The synthesis of 10-formyl-DDACTHF (3) as a potential inhibitor of glycinamide ribonucleotide transformylase (GAR Tfase) and aminoimidazole carboxamide ribonucleotide transformylase (AICAR Tfase) is reported. Aldehyde 3, the corresponding γ- and α-pentaglutamates 21 and 25 and related agents were evaluated for inhibition of folate-dependent enzymes including GAR Tfase and AICAR Tfase. The inhibitors were found to exhibit potent cytotoxic activity (CCRF-CEM IC50 for 3=60nM) that exceeded their enzyme inhibition potency [Ki (3)=6 and 1μM for Escherichia coli GAR and human AICAR Tfase, respectively]. Cytotoxicity rescue by medium purines, but not pyrimidines, indicated that the potent cytotoxic activity is derived from selective purine biosynthesis inhibition and rescue by AICAR monophosphate established that the activity is derived preferentially from GAR versus AICAR Tfase inhibition. The potent cytotoxic compounds including aldehyde 3 lost activity against CCRF-CEM cell lines deficient in the reduced folate carrier (CCRF-CEM/MTX) or folylpolyglutamate synthase (CCRF-CEM/FPGS−) establishing that their potent activity requires both reduced folate carrier transport and polyglutamation. Unexpectedly, the pentaglutamates displayed surprisingly similar Ki's versus E. coli GAR Tfase and only modestly enhanced Ki's versus human AICAR Tfase.

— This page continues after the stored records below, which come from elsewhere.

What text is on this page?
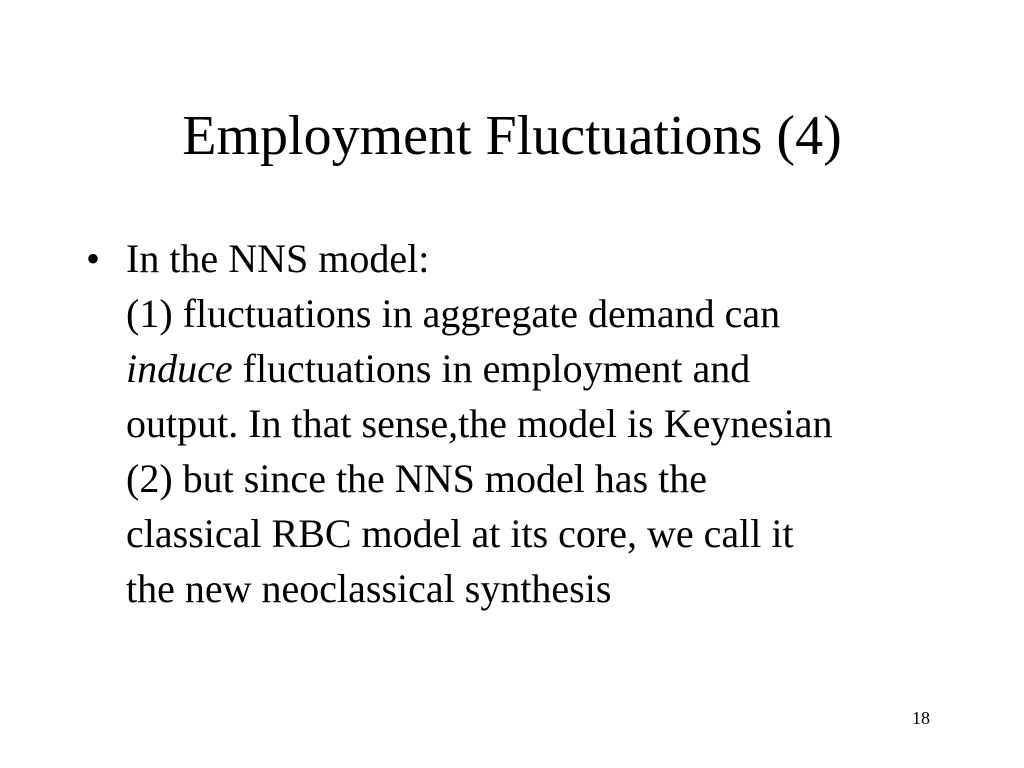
Employment Fluctuations (4)
• In the NNS model:
(1) fluctuations in aggregate demand can
induce fluctuations in employment and
output. In that sense,the model is Keynesian
(2) but since the NNS model has the
classical RBC model at its core, we call it
the new neoclassical synthesis
18
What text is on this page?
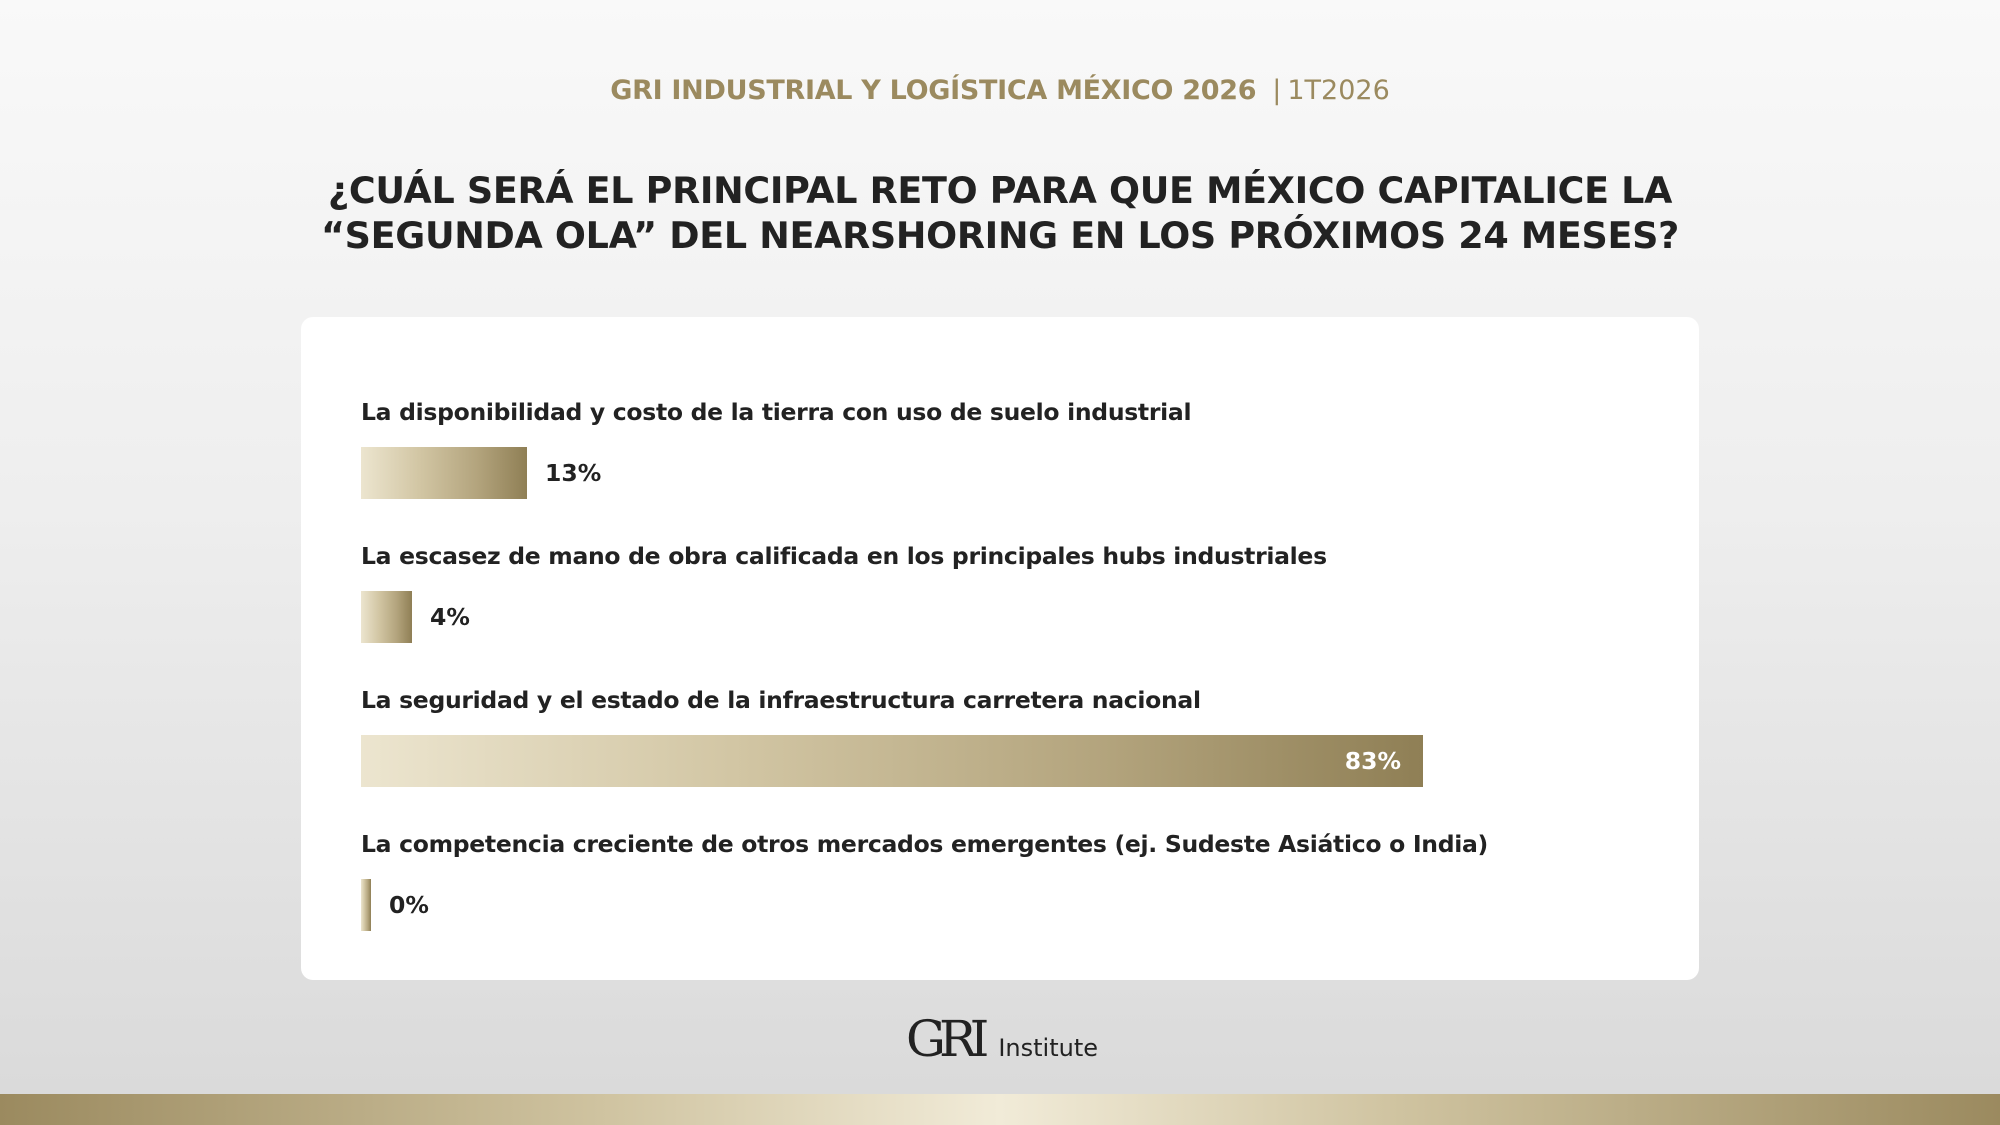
GRI INDUSTRIAL Y LOGÍSTICA MÉXICO 2026 | 1T2026
¿CUÁL SERÁ EL PRINCIPAL RETO PARA QUE MÉXICO CAPITALICE LA
“SEGUNDA OLA” DEL NEARSHORING EN LOS PRÓXIMOS 24 MESES?
La disponibilidad y costo de la tierra con uso de suelo industrial
13%
La escasez de mano de obra calificada en los principales hubs industriales
4%
La seguridad y el estado de la infraestructura carretera nacional
83%
La competencia creciente de otros mercados emergentes (ej. Sudeste Asiático o India)
0%
GRI Institute
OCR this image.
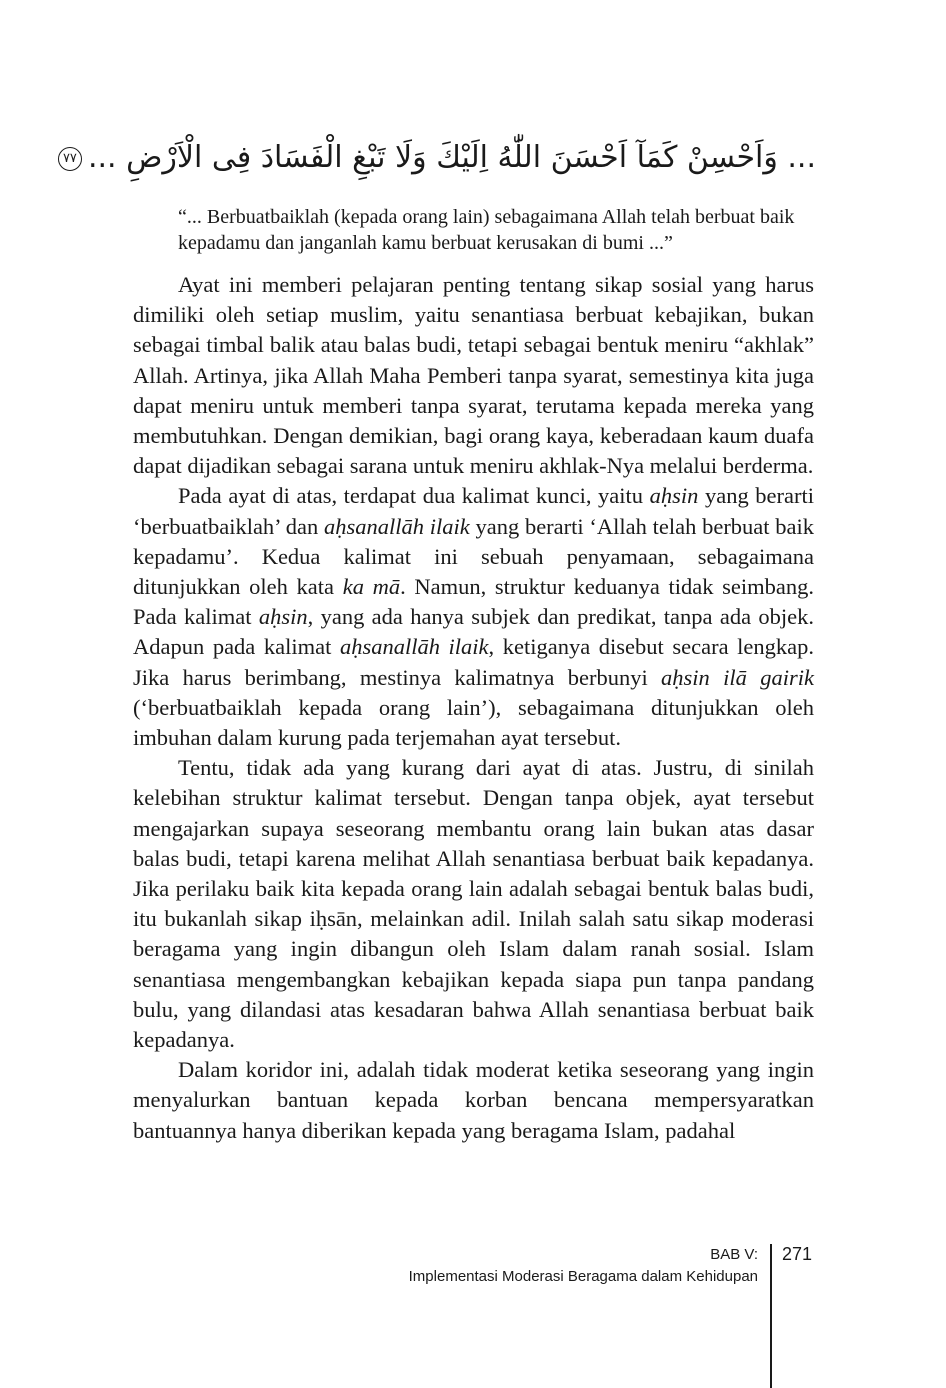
... وَاَحْسِنْ كَمَآ اَحْسَنَ اللّٰهُ اِلَيْكَ وَلَا تَبْغِ الْفَسَادَ فِى الْاَرْضِ ...٧٧

“... Berbuatbaiklah (kepada orang lain) sebagaimana Allah telah berbuat baik kepadamu dan janganlah kamu berbuat kerusakan di bumi ...”

Ayat ini memberi pelajaran penting tentang sikap sosial yang harus dimiliki oleh setiap muslim, yaitu senantiasa berbuat kebajikan, bukan sebagai timbal balik atau balas budi, tetapi sebagai bentuk meniru “akhlak” Allah. Artinya, jika Allah Maha Pemberi tanpa syarat, semestinya kita juga dapat meniru untuk memberi tanpa syarat, terutama kepada mereka yang membutuhkan. Dengan demikian, bagi orang kaya, keberadaan kaum duafa dapat dijadikan sebagai sarana untuk meniru akhlak-Nya melalui berderma.

Pada ayat di atas, terdapat dua kalimat kunci, yaitu aḥsin yang berarti ‘berbuatbaiklah’ dan aḥsanallāh ilaik yang berarti ‘Allah telah berbuat baik kepadamu’. Kedua kalimat ini sebuah penyamaan, sebagaimana ditunjukkan oleh kata ka mā. Namun, struktur keduanya tidak seimbang. Pada kalimat aḥsin, yang ada hanya subjek dan predikat, tanpa ada objek. Adapun pada kalimat aḥsanallāh ilaik, ketiganya disebut secara lengkap. Jika harus berimbang, mestinya kalimatnya berbunyi aḥsin ilā gairik (‘berbuatbaiklah kepada orang lain’), sebagaimana ditunjukkan oleh imbuhan dalam kurung pada terjemahan ayat tersebut.

Tentu, tidak ada yang kurang dari ayat di atas. Justru, di sinilah kelebihan struktur kalimat tersebut. Dengan tanpa objek, ayat tersebut mengajarkan supaya seseorang membantu orang lain bukan atas dasar balas budi, tetapi karena melihat Allah senantiasa berbuat baik kepadanya. Jika perilaku baik kita kepada orang lain adalah sebagai bentuk balas budi, itu bukanlah sikap iḥsān, melainkan adil. Inilah salah satu sikap moderasi beragama yang ingin dibangun oleh Islam dalam ranah sosial. Islam senantiasa mengembangkan kebajikan kepada siapa pun tanpa pandang bulu, yang dilandasi atas kesadaran bahwa Allah senantiasa berbuat baik kepadanya.

Dalam koridor ini, adalah tidak moderat ketika seseorang yang ingin menyalurkan bantuan kepada korban bencana mempersyaratkan bantuannya hanya diberikan kepada yang beragama Islam, padahal

BAB V:
Implementasi Moderasi Beragama dalam Kehidupan
271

On the surface this initially suggested that the potent cytotoxic activity of 3 and related compounds might be due simply to preferential intracellular accumulation of the inhibitors derived from effective transport and polyglutamation (i.e., ca. 100-fold higher intracellular concentrations). However, a subsequent examination of the inhibitors against recombinant human GAR Tfase revealed they and the corresponding γ-pentaglutamates were unexpectedly much more potent against the human versus E. coli enzyme (Ki for 3, 14nM against rhGAR Tfase versus 6μM against E. coli GAR Tfase) which also accounts for their exceptional cytotoxic potency.